Mulling over Mulberry and the power of adverts

  This week the onslaught has begun. It started with the Christmas tree made of red cups in the centre of King’s Cross station. Then I saw Pret have a website counting down the hours until the launch of their Christmas sandwich. I like their Christmas sandwich, but really, it’s only 5 November. John Lewis will ‘premiere’ their Christmas ad this weekend and no doubt it will be the media event of the month. Finally, for now at least, I saw Mulberry’s advert this morning. I’m not ready for it to be Christmas yet, and to there derision of colleagues have spent a lot of this week moaning about the tsunami of Christmas related marketing surging towards me.

No doubt someone somewhere is denouncing the #mulberrymiracle advert for blasphemy but I think it’s more interesting than that. Advertising both reflects the values and priorities of culture and seeks to lead them as well – it seeks to tell us what is important. Sometimes this is done subtly, sometimes self-consciously self-deprecatingly, and other time explicit to the point of being surreal. An example of the latter is an Audi Quattro advert I saw in the cinema last weekend. A group of nomadic people in a snow blizzard encompassed landscape have constantly been battling a beast, but no more! For the Audi Quattro has come to their rescue. If a car can do that it can do anything you want it to, it’ll be your hero.

There was another car advert in the same pre-film reel for Toyota which took a very different approach. The theme was ‘take me for granted’, whether old or young, in blizzard or calm, on the school run or on the road trip, this car could be yours to take for granted. Almost as though it wasn’t trying to be anything spectacular (aka the Quattro) but a normal part of your life you don’t notice but can’t live without.
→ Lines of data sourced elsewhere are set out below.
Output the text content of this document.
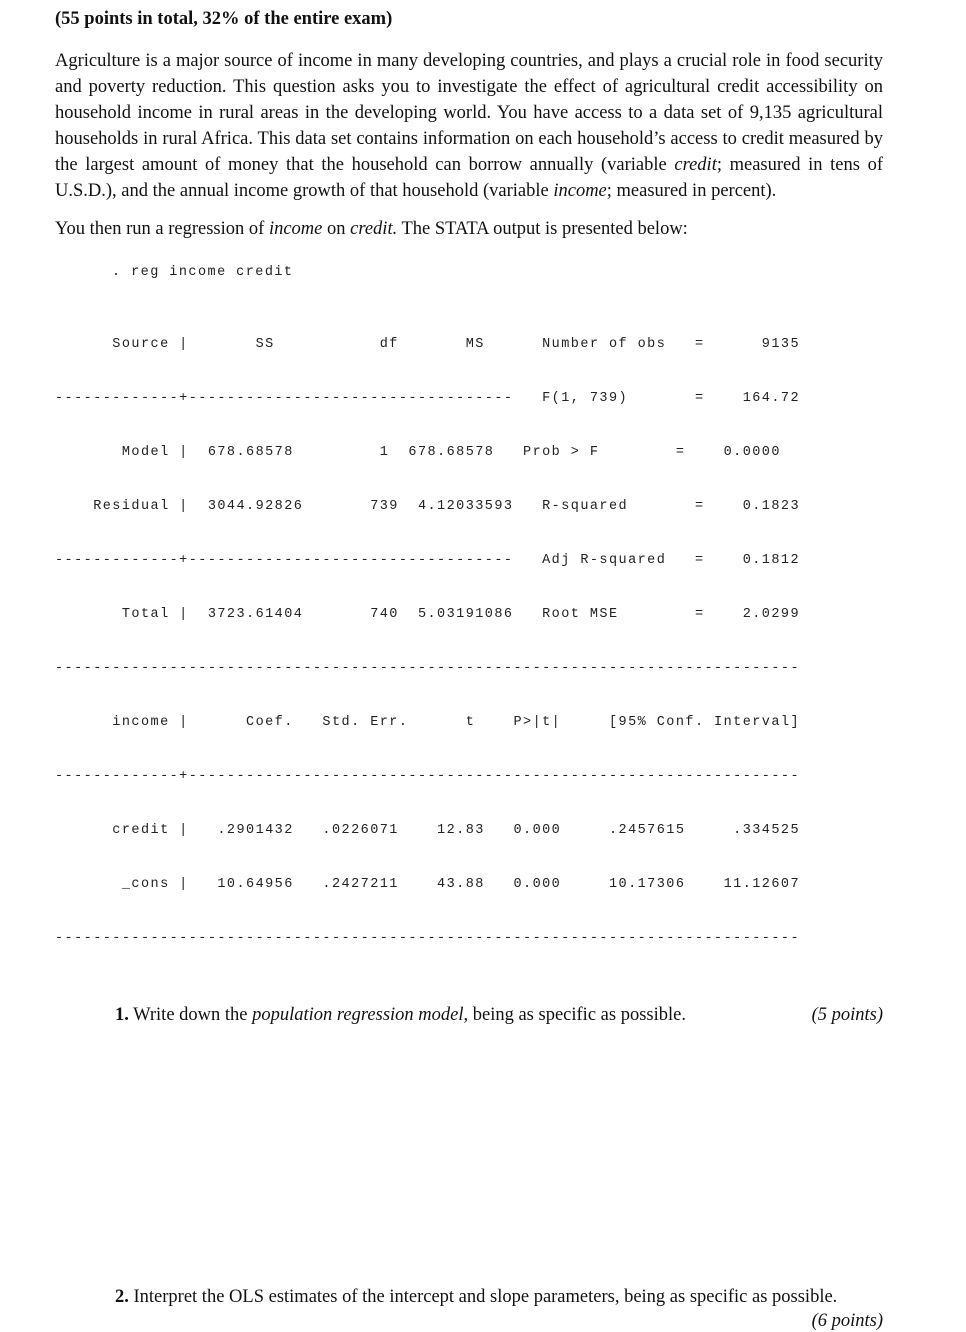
(55 points in total, 32% of the entire exam)
Agriculture is a major source of income in many developing countries, and plays a crucial role in food security and poverty reduction. This question asks you to investigate the effect of agricultural credit accessibility on household income in rural areas in the developing world. You have access to a data set of 9,135 agricultural households in rural Africa. This data set contains information on each household’s access to credit measured by the largest amount of money that the household can borrow annually (variable credit; measured in tens of U.S.D.), and the annual income growth of that household (variable income; measured in percent).
You then run a regression of income on credit. The STATA output is presented below:
. reg income credit

Source |       SS           df       MS      Number of obs   =      9135

-------------+----------------------------------   F(1, 739)       =    164.72

Model |  678.68578         1  678.68578   Prob > F        =    0.0000

Residual |  3044.92826       739  4.12033593   R-squared       =    0.1823

-------------+----------------------------------   Adj R-squared   =    0.1812

Total |  3723.61404       740  5.03191086   Root MSE        =    2.0299

------------------------------------------------------------------------------

income |      Coef.   Std. Err.      t    P>|t|     [95% Conf. Interval]

-------------+----------------------------------------------------------------

credit |   .2901432   .0226071    12.83   0.000     .2457615     .334525

_cons |   10.64956   .2427211    43.88   0.000     10.17306    11.12607

------------------------------------------------------------------------------

1. Write down the population regression model, being as specific as possible.	(5 points)
2. Interpret the OLS estimates of the intercept and slope parameters, being as specific as possible.
(6 points)
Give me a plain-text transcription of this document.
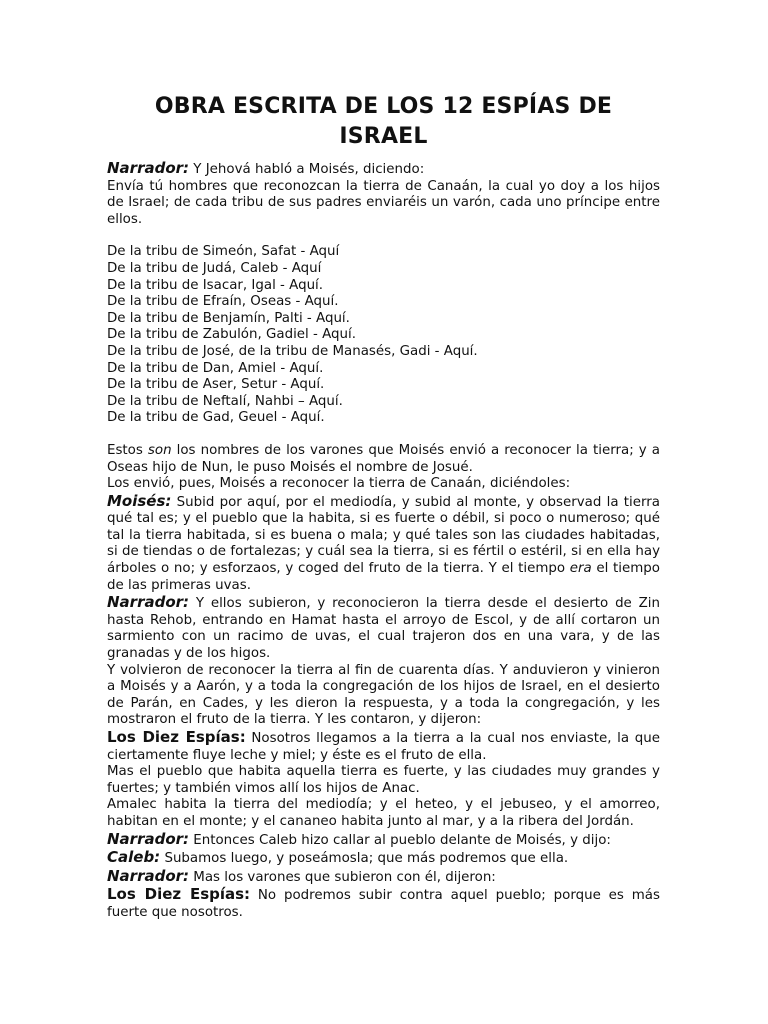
OBRA ESCRITA DE LOS 12 ESPÍAS DE ISRAEL

Narrador: Y Jehová habló a Moisés, diciendo:

Envía tú hombres que reconozcan la tierra de Canaán, la cual yo doy a los hijos de Israel; de cada tribu de sus padres enviaréis un varón, cada uno príncipe entre ellos.

De la tribu de Simeón, Safat - Aquí

De la tribu de Judá, Caleb - Aquí

De la tribu de Isacar, Igal - Aquí.

De la tribu de Efraín, Oseas - Aquí.

De la tribu de Benjamín, Palti - Aquí.

De la tribu de Zabulón, Gadiel - Aquí.

De la tribu de José, de la tribu de Manasés, Gadi - Aquí.

De la tribu de Dan, Amiel - Aquí.

De la tribu de Aser, Setur - Aquí.

De la tribu de Neftalí, Nahbi – Aquí.

De la tribu de Gad, Geuel - Aquí.

Estos son los nombres de los varones que Moisés envió a reconocer la tierra; y a Oseas hijo de Nun, le puso Moisés el nombre de Josué.

Los envió, pues, Moisés a reconocer la tierra de Canaán, diciéndoles:

Moisés: Subid por aquí, por el mediodía, y subid al monte, y observad la tierra qué tal es; y el pueblo que la habita, si es fuerte o débil, si poco o numeroso; qué tal la tierra habitada, si es buena o mala; y qué tales son las ciudades habitadas, si de tiendas o de fortalezas; y cuál sea la tierra, si es fértil o estéril, si en ella hay árboles o no; y esforzaos, y coged del fruto de la tierra. Y el tiempo era el tiempo de las primeras uvas.

Narrador: Y ellos subieron, y reconocieron la tierra desde el desierto de Zin hasta Rehob, entrando en Hamat hasta el arroyo de Escol, y de allí cortaron un sarmiento con un racimo de uvas, el cual trajeron dos en una vara, y de las granadas y de los higos.

Y volvieron de reconocer la tierra al fin de cuarenta días. Y anduvieron y vinieron a Moisés y a Aarón, y a toda la congregación de los hijos de Israel, en el desierto de Parán, en Cades, y les dieron la respuesta, y a toda la congregación, y les mostraron el fruto de la tierra. Y les contaron, y dijeron:

Los Diez Espías: Nosotros llegamos a la tierra a la cual nos enviaste, la que ciertamente fluye leche y miel; y éste es el fruto de ella.

Mas el pueblo que habita aquella tierra es fuerte, y las ciudades muy grandes y fuertes; y también vimos allí los hijos de Anac.

Amalec habita la tierra del mediodía; y el heteo, y el jebuseo, y el amorreo, habitan en el monte; y el cananeo habita junto al mar, y a la ribera del Jordán.

Narrador: Entonces Caleb hizo callar al pueblo delante de Moisés, y dijo:

Caleb: Subamos luego, y poseámosla; que más podremos que ella.

Narrador: Mas los varones que subieron con él, dijeron:

Los Diez Espías: No podremos subir contra aquel pueblo; porque es más fuerte que nosotros.
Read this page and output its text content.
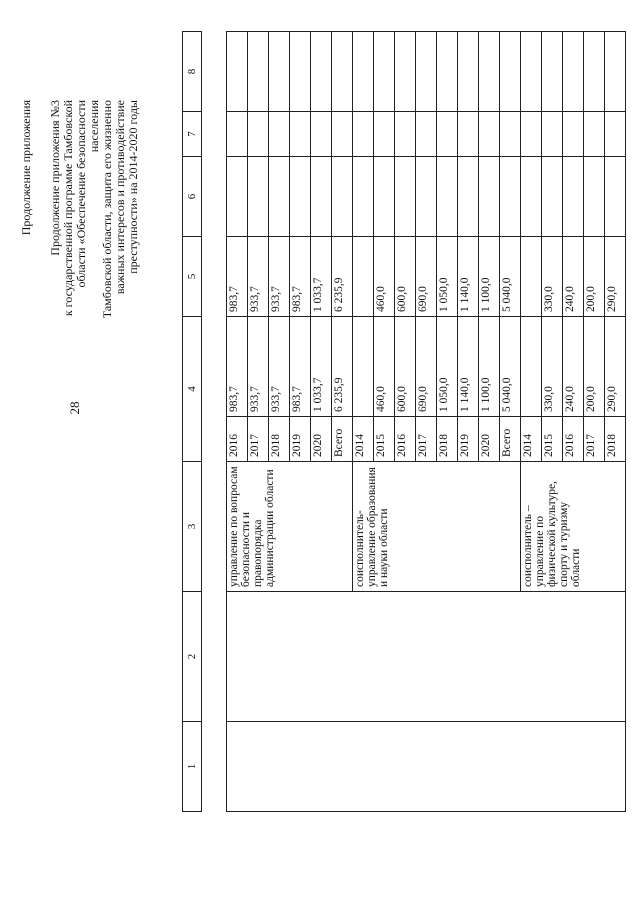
28

Продолжение приложения Продолжение приложения №3 к государственной программе Тамбовской области «Обеспечение безопасности населения Тамбовской области, защита его жизненно важных интересов и противодействие преступности» на 2014-2020 годы

1	2	3	4	5	6	7	8
		управление по вопросам безопасности и правопорядка администрации области	2016	983,7	983,7			
			2017	933,7	933,7			
			2018	933,7	933,7			
			2019	983,7	983,7			
			2020	1 033,7	1 033,7			
			Всего	6 235,9	6 235,9			
		соисполнитель-управление образования и науки области	2014					
			2015	460,0	460,0			
			2016	600,0	600,0			
			2017	690,0	690,0			
			2018	1 050,0	1 050,0			
			2019	1 140,0	1 140,0			
			2020	1 100,0	1 100,0			
			Всего	5 040,0	5 040,0			
		соисполнитель – управление по физической культуре, спорту и туризму области	2014					
			2015	330,0	330,0			
			2016	240,0	240,0			
			2017	200,0	200,0			
			2018	290,0	290,0			
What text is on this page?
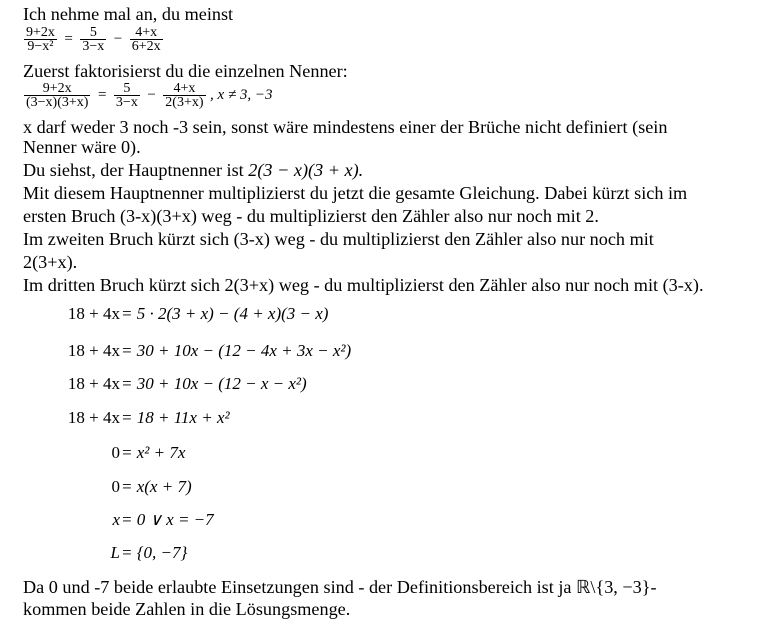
Ich nehme mal an, du meinst
$\frac{9+2x}{\text{9−x²}} = \frac{5}{3-x} - \frac{4+x}{6+2x}$
Zuerst faktorisierst du die einzelnen Nenner:
$\frac{9+2x}{(3-x)(3+x)} = \frac{5}{3-x} - \frac{4+x}{2(3+x)}$ , x ≠ 3, −3
x darf weder 3 noch -3 sein, sonst wäre mindestens einer der Brüche nicht definiert (sein
Nenner wäre 0).
Du siehst, der Hauptnenner ist 2(3 − x)(3 + x).
Mit diesem Hauptnenner multiplizierst du jetzt die gesamte Gleichung. Dabei kürzt sich im
ersten Bruch (3-x)(3+x) weg - du multiplizierst den Zähler also nur noch mit 2.
Im zweiten Bruch kürzt sich (3-x) weg - du multiplizierst den Zähler also nur noch mit
2(3+x).
Im dritten Bruch kürzt sich 2(3+x) weg - du multiplizierst den Zähler also nur noch mit (3-x).
18 + 4x = 5 · 2(3 + x) − (4 + x)(3 − x)
18 + 4x = 30 + 10x − (12 − 4x + 3x − x²)
18 + 4x = 30 + 10x − (12 − x − x²)
18 + 4x = 18 + 11x + x²
0 = x² + 7x
0 = x(x + 7)
x = 0 ∨ x = −7
L = {0, −7}
Da 0 und -7 beide erlaubte Einsetzungen sind - der Definitionsbereich ist ja ℝ\{3, −3}-
kommen beide Zahlen in die Lösungsmenge.
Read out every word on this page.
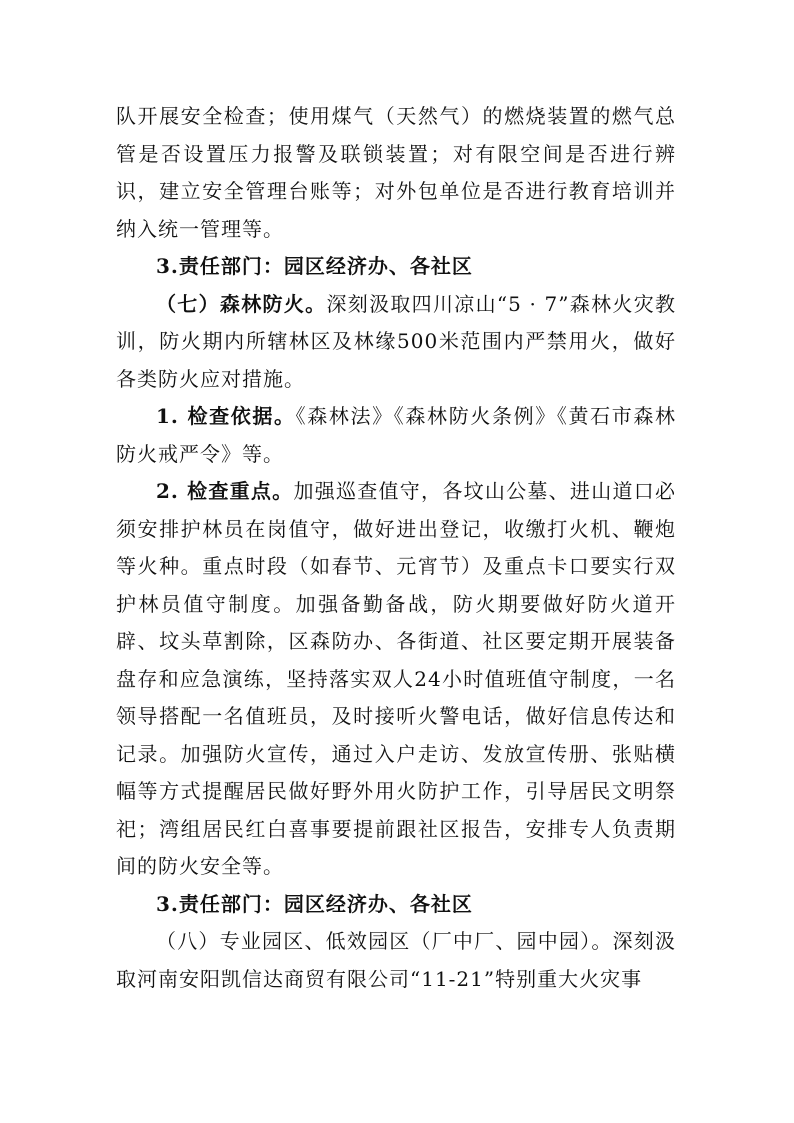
队开展安全检查；使用煤气（天然气）的燃烧装置的燃气总管是否设置压力报警及联锁装置；对有限空间是否进行辨识，建立安全管理台账等；对外包单位是否进行教育培训并纳入统一管理等。

3.责任部门：园区经济办、各社区

（七）森林防火。深刻汲取四川凉山“5 · 7”森林火灾教训，防火期内所辖林区及林缘500米范围内严禁用火，做好各类防火应对措施。

1. 检查依据。《森林法》《森林防火条例》《黄石市森林防火戒严令》等。

2. 检查重点。加强巡查值守，各坟山公墓、进山道口必须安排护林员在岗值守，做好进出登记，收缴打火机、鞭炮等火种。重点时段（如春节、元宵节）及重点卡口要实行双护林员值守制度。加强备勤备战，防火期要做好防火道开辟、坟头草割除，区森防办、各街道、社区要定期开展装备盘存和应急演练，坚持落实双人24小时值班值守制度，一名领导搭配一名值班员，及时接听火警电话，做好信息传达和记录。加强防火宣传，通过入户走访、发放宣传册、张贴横幅等方式提醒居民做好野外用火防护工作，引导居民文明祭祀；湾组居民红白喜事要提前跟社区报告，安排专人负责期间的防火安全等。

3.责任部门：园区经济办、各社区

（八）专业园区、低效园区（厂中厂、园中园）。深刻汲取河南安阳凯信达商贸有限公司“11-21”特别重大火灾事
 In placing a handbag at the centre of a nativity tableau Mulberry know exactly what they are doing. They are taking something which people recognise and understand. This suggests there is still currency in the traditional scene of Mary, Joseph, a ‘baby’, shepherds, sheep and wiseman (even if they are wearing suits and Christmas cracker crowns). Even the lift of the camera at the end to the star at the close of the advert is an echo of something well known. This is why it’s interesting. In a society where it is increasingly suggested people are unaware of key Christian ideas, this one still resonates. The idea that two people have a child, are visited by strangers and given gifts beneath a star. Christians seeking to relate the birth of Jesus this Christmas may have slightly less work to do than perhaps they thought.

The Mulberry miracle advert is self-aware, it knows what it is doing, it is taking a cultural icon and reformulating it to its own ends. Without the line “It’s just a bag” from Joe towards the end it would be too far-fetched, but that abrupt break makes two connections at once. Firstly it shows that a bag isn’t the messiah, and second it suggests men don’t understand how important a bag is.

It does something else, which I am pandering to in writing this, it gets people talking: is it outrageous? Is it blasphemous? Is it a symbol of our decadence? Or, at the other end of the spectrum I expect it to spawn a slew of Christmas sermons using it as a cultural reference point to explain the real meaning of Christmas. It’s almost so obviously inviting that I can’t help but wonder if it was as much designed to be latched onto by Christians as a springboard, as produced to be denounced. Either way it’s a win-win situation for Mulberry, people are watching a handbag being opened. I didn’t really know who or what Mulberry were until this morning, so that’s already worked in one regard.

If I was to preach a Christmas sermon on this I’d return to Joe’s ‘It’s just a bag comment’. As he says that to looks of ridicule from the assembled crowd, so too do we too often say to baby Jesus, ‘it’s just a baby’. But the shepherds who came to worship knew it was more than that. The wisemen who brought gifts for the baby knew it was. Mary did too. And on the night after Jesus’s birth an angel of the Lord appeared Joseph to tell him to take Mary and Jesus to Egypt to keep them safe. We might like a new handbag for Christmas but would we become refugees in a foreign land to keep it safe?